Por Giordano Cimadon
Um dos costumes mais populares da celebração da Páscoa é presentear os amigos e familiares com ovos, especialmente ovos de chocolate que são entregues às crianças pelo coelho de Páscoa. Afinal de contas, se a Páscoa é uma festa cristã, e os ovos são elementos simbólicos provenientes das religiões pagãs, os ovos de Páscoa são pagãos ou cristãos?
É bem provável que as celebrações de Páscoa tenham absorvido os ovos por causa da Quaresma. Assim como outros tipos de alimento, o consumo de ovos era proibido durante a Quaresma. O estoque destes alimentos era consumido antes da Quarta-feira de Cinzas, data que até hoje dá início ao período de jejum e penitência.
Durante toda a Quaresma, as galinhas não paravam de botar ovos, resultando num grande estoque que deveria ser consumido com rapidez para que não estragasse. Como a Quaresma termina na Quinta-feira Santa, três dias antes do Domingo de Páscoa, os ovos se tornaram elementos abundantes durante a festividade que celebra a Ressurreição de Jesus.
Além deste evento econômico, existem lendas na tradição cristã que buscam incorporar os ovos de Páscoa ao Cristianismo, especialmente ao Cristianismo Oriental.

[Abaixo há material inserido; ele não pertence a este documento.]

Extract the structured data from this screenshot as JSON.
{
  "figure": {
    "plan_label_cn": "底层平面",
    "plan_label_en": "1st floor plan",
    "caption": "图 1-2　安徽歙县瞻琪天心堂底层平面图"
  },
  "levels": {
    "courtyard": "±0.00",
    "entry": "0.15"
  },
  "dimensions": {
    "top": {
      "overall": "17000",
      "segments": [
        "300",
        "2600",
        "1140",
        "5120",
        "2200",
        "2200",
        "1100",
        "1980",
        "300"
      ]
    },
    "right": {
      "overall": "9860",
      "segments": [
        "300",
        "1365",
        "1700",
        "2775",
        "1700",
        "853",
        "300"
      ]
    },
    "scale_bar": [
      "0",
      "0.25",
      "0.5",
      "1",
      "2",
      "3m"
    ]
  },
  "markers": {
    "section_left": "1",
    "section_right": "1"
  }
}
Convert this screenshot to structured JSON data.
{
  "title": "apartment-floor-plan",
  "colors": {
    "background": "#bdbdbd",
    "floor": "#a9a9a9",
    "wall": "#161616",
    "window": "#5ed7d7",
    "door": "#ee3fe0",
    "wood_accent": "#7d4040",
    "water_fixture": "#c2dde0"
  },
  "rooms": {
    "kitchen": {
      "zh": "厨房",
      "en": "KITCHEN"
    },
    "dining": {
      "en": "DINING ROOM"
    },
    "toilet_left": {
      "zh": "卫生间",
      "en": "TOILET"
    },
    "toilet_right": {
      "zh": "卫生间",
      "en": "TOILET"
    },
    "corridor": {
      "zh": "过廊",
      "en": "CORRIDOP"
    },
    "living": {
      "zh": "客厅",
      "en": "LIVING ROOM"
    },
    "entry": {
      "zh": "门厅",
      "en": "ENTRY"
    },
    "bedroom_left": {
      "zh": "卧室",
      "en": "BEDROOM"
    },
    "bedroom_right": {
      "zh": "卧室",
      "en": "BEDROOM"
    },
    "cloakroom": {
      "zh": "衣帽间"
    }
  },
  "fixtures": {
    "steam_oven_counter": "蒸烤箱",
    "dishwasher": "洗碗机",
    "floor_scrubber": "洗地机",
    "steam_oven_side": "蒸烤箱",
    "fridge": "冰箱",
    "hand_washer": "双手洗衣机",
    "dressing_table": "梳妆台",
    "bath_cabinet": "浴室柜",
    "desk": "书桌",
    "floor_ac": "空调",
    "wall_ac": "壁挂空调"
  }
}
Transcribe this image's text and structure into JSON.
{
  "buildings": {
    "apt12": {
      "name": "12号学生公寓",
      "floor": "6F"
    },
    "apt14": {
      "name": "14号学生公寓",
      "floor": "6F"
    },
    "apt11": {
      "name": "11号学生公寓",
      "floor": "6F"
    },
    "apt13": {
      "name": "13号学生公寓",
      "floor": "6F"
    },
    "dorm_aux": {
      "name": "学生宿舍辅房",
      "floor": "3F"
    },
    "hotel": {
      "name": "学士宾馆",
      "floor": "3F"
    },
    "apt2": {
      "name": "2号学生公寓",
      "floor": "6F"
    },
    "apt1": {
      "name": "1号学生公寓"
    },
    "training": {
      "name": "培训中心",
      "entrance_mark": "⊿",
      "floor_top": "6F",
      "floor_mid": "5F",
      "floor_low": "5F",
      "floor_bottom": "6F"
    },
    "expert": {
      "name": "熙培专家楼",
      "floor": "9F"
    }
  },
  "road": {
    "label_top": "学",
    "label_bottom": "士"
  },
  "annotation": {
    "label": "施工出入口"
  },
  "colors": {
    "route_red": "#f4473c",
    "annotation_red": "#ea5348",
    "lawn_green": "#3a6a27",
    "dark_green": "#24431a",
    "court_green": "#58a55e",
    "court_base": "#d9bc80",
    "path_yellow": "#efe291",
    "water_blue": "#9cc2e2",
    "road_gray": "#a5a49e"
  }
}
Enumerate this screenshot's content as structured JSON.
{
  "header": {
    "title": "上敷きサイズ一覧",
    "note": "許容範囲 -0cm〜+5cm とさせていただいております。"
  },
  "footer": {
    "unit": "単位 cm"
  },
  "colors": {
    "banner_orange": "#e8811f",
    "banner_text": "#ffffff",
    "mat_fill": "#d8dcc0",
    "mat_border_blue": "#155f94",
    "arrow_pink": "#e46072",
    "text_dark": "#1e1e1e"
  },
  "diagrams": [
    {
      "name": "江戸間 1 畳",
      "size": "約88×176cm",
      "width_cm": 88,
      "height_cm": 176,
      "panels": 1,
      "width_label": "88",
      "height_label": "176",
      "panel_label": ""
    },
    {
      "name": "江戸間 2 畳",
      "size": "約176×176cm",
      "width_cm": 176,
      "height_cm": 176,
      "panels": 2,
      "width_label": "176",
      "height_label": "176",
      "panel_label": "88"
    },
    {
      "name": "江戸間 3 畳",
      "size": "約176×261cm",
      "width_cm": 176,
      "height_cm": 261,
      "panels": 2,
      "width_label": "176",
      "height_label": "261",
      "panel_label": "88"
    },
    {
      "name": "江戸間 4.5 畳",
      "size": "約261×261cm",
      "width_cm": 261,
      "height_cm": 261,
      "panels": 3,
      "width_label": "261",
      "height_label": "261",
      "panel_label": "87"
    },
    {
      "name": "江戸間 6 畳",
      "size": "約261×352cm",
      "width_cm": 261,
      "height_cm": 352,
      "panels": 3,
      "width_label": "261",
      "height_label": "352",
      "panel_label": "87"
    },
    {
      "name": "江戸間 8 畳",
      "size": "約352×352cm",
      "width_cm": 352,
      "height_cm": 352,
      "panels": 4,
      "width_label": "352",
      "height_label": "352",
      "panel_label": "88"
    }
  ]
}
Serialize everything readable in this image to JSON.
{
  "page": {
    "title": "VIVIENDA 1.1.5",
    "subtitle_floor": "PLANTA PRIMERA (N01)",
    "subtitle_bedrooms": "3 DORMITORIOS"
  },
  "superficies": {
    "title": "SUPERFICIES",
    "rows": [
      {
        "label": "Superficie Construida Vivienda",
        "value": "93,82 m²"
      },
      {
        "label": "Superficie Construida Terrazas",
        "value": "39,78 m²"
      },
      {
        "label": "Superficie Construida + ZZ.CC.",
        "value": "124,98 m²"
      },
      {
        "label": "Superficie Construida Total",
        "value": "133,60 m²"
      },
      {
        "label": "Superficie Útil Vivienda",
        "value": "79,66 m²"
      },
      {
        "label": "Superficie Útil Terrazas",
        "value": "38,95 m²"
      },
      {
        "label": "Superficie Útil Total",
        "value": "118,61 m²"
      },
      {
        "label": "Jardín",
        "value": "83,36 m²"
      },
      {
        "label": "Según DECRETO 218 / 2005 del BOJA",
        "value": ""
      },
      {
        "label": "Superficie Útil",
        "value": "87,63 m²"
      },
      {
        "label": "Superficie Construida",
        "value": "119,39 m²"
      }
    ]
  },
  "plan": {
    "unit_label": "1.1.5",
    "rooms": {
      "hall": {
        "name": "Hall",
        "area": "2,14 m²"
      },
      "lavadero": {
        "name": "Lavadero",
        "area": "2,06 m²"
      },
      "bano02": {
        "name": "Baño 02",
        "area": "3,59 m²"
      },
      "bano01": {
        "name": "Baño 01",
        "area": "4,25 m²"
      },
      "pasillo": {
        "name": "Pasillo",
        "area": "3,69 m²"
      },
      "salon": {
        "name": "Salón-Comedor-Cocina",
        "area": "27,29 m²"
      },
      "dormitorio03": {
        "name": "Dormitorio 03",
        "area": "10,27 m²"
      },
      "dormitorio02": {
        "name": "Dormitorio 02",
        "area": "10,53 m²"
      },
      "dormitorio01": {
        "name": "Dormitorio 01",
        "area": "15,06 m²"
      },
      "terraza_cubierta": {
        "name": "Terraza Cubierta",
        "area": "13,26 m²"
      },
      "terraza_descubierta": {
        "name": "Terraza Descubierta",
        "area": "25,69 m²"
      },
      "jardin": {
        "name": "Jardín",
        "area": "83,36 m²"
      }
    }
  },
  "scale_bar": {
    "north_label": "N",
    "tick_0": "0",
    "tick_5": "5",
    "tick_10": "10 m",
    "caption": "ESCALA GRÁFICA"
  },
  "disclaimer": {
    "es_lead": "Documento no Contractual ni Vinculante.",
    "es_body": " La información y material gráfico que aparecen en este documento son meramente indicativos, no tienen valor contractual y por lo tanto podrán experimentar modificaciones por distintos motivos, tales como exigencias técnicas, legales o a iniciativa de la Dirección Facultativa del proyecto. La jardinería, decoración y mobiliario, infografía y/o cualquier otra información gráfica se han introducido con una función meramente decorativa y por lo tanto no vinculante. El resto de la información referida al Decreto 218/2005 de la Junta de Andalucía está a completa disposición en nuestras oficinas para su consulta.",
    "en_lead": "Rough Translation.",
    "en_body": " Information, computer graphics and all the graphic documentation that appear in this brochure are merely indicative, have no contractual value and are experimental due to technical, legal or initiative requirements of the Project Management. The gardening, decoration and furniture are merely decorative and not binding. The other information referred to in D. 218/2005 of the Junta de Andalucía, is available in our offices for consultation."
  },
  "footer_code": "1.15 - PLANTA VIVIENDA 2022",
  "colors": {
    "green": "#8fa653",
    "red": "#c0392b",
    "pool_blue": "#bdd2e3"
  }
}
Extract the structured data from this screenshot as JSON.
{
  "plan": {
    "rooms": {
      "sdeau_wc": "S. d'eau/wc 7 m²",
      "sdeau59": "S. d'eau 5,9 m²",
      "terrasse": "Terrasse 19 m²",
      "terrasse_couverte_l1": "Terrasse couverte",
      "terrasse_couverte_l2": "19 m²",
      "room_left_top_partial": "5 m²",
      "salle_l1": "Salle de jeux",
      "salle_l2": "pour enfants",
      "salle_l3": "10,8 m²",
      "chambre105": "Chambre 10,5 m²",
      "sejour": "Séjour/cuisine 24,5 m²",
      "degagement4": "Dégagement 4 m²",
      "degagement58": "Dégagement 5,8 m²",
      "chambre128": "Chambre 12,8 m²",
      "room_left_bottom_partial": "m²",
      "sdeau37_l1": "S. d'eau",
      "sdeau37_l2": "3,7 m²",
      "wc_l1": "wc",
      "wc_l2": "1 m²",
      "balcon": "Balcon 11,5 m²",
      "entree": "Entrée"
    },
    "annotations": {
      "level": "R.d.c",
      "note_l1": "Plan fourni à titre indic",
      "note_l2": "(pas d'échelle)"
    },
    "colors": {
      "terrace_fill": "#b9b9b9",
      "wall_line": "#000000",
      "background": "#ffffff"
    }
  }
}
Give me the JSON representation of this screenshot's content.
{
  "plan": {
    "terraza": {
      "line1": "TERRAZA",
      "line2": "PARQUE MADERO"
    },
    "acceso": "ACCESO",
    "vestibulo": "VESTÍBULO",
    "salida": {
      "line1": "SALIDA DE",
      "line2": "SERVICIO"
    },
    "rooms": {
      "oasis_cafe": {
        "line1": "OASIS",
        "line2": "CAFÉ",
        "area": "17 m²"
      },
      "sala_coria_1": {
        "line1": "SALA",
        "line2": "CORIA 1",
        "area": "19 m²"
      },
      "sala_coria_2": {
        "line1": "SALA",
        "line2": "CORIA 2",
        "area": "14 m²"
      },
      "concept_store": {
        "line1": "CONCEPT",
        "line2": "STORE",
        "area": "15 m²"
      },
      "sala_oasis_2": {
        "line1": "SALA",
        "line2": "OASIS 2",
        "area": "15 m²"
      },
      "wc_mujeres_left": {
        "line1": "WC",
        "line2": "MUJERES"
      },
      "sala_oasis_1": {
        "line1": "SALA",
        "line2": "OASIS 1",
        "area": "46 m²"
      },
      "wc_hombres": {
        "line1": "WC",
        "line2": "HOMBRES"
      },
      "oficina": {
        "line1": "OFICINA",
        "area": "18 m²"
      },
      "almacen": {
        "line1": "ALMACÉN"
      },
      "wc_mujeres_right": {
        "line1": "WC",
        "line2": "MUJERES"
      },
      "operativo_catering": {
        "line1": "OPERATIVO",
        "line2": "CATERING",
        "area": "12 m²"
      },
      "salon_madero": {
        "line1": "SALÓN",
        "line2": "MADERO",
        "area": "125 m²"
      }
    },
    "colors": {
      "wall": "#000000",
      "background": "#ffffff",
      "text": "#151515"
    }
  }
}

Uma delas afirma que Maria Madalena trazia ovos cozidos para repartir com outras mulheres que estavam próximas à tumba de Jesus, e os ovos, que representariam a pedra que fecha o túmulo, ficaram vermelhos quando as mulheres viram Jesus ressuscitado.
Outra lenda conta que Maria Madalena, em seus esforços para divulgar o Evangelho, fez uma visita ao Imperador de Roma e o saudou dizendo “o Cristo ressuscitou”. Ao ouvir tal saudação que lhe pareceu absurda, o Imperador apontou para um ovo que estava sobre a mesa e disse ”o Cristo ressuscitou tanto quanto este ovo é vermelho”. Imediatamente o ovo ficou milagrosamente tingido de vermelho sangue.
É evidente que tais lendas não são aceitas por todos, e mesmo aceitando que os ovos façam parte da tradição cristã, não é possível descartar tantas evidências de que em tempos anteriores ao Cristianismo os ovos já eram usados para representar a mensagem central da Páscoa, a passagem da morte para a vida, na forma da Ressurreição de Jesus.
Ao longo de pelo menos 3000 anos, na Pérsia, ovos são pintados como forma de celebrar o Noruz, a festa tradicional que celebra o Ano Novo do calendário persa. No Irã, ovos coloridos são colocados à mesa de jantar durante o Noruz, e a mãe come um ovo cozido para cada filho. A palavra Noruz significa “novo dia” em persa, numa clara referência ao equinócio da primavera, quando os dias passam a se tornar gradativamente mais longos, no hemisfério norte.
Por outro lado, não só os ovos, mas também o coelho, são elementos simbólicos encontrados nas festividades da deusa germânica da fertilidade Eostre, cujo nome é equivalente ao do mês de abril, quando geralmente acontecem as celebrações de Páscoa. Eostre é a deusa da aurora e da fertilidade, e assim como com o Noruz, é evidente a sua associação com a primavera.
Não é nenhuma novidade que, assim como a maioria das festas cristãs, a Páscoa também foi enriquecida com características e costumes originárias de outras tradições. Aliás, a própria figura redentora e ressuscitada de Jesus, o aspecto virginal de Maria e muitos dos dogmas cristãos foram importados de outras culturas.
Entender que a celebração da Páscoa é sincrética e não puramente cristã, serve para compreender de forma definitiva que as religiões que nascem incorporam os simbolismos das religiões precedentes. E isso convida à reflexão sobre a universalidade daquilo que inspira a religiosidade humana, que é a ânsia da alma pela experiência gnóstica.